There’s something to be said for a man’s blind determination to stay in his home. Unlike Truman, I had no such loyalty to the house I now called home. From the get go, meeting the roommates was like meeting parents who didn’t approve of your relationship and who wasted no time in letting you know. I met Marigold first, and instantly sensed that she was holding a grudge. The way her smile turned into a flash of a grimace as soon as G introduced us, and the way she flicked her eyes as she glanced at me. Oh yes, she made it clear where I stood in her estimation.

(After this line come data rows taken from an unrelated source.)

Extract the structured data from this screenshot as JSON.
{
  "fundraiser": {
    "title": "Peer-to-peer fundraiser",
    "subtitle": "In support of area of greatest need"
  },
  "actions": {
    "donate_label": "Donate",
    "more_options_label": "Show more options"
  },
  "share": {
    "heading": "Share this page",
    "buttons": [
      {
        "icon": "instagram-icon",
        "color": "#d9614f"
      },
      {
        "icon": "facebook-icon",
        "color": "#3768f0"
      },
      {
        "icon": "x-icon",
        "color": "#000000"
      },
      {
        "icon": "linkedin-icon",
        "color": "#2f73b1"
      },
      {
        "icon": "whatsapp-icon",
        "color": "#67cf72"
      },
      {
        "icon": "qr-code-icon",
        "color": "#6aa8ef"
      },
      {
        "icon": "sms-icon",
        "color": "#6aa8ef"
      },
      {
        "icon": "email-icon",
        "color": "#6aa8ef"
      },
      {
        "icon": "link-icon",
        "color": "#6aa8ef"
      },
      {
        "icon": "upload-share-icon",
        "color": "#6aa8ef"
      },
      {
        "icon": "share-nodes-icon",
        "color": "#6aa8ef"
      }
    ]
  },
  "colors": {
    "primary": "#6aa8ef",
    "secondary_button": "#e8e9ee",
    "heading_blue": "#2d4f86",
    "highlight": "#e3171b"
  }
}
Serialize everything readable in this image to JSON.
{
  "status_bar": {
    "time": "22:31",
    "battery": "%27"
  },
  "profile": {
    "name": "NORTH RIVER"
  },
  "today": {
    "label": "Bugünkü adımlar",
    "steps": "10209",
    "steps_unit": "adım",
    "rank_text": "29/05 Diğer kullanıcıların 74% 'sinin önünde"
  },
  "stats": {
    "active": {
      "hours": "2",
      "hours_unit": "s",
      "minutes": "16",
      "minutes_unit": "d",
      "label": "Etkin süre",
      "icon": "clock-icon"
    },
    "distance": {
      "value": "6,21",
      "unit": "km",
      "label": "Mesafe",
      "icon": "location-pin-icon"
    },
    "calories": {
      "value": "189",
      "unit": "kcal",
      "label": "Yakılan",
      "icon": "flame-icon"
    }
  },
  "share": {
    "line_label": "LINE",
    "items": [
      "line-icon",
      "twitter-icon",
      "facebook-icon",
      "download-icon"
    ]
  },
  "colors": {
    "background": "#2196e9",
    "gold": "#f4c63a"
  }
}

Marigold was tall, lithe and, in summary, everything I wasn’t. Pretty young thing, was the expression that came to mind, with her short corduroy skirt, Frye boots and long, dangling earrings that jingled every time she tossed her thick, brown hair. G admitted they had dated, but added that he soon realized she wasn’t for him. Too high maintenance, he said with a wry grin, as if that would make me feel better about the situation, and how the girl with a grudge would be sleeping across the hall from us. Knowing I wasn’t pleased, he took my hand in his. I was the one, he reassured me. I believed him and figured I’d just have to do my best to avoid Marigold.
Stan, a slightly balding man with Aryan features and wire-rimmed glasses, owned the house and he never let you forget that. He and his girlfriend, Jeannette, along with their two cats, had the second floor to themselves. Stan, unilaterally made the decisions on everything relating to our living arrangements, and kept a cleaning schedule chart posted in the kitchen. It was as if we were the Von Trapp children and he was the captain, running our lives like a tight ship, and letting us know what was allowed in the house and what wasn’t. At least, he didn’t use a whistle to call us to dinner.
Meanwhile, Jeannette, was sweet and serene. A bit soft spoken, and ordinary looking, with not a stitch of makeup. She definitely embraced an earthy lifestyle. The only likeable one in the bunch, I never could figure out what she saw in Stan, who had a knack for making me feel small and unimportant, treating me with his mock disdain. Several years later, long after moving out, when the original Raiders of the Lost Ark film was released, I took one look at the Nazi pursuing Indiana Jones and was instantly reminded of Stan. It was all I could do not to break into a cold sweat.
So this was my new reality. My very own Real World. No welcome wagon here, just a bunch of mismatched roommates, which got me thinking: Maybe I should have taken a tip from old man Truman, and lived with 16 cats instead.
Oh, well. This was the choice I’d made, to follow G. This would have to be my home until we could afford to move out. Which meant I needed to find a job. Stat.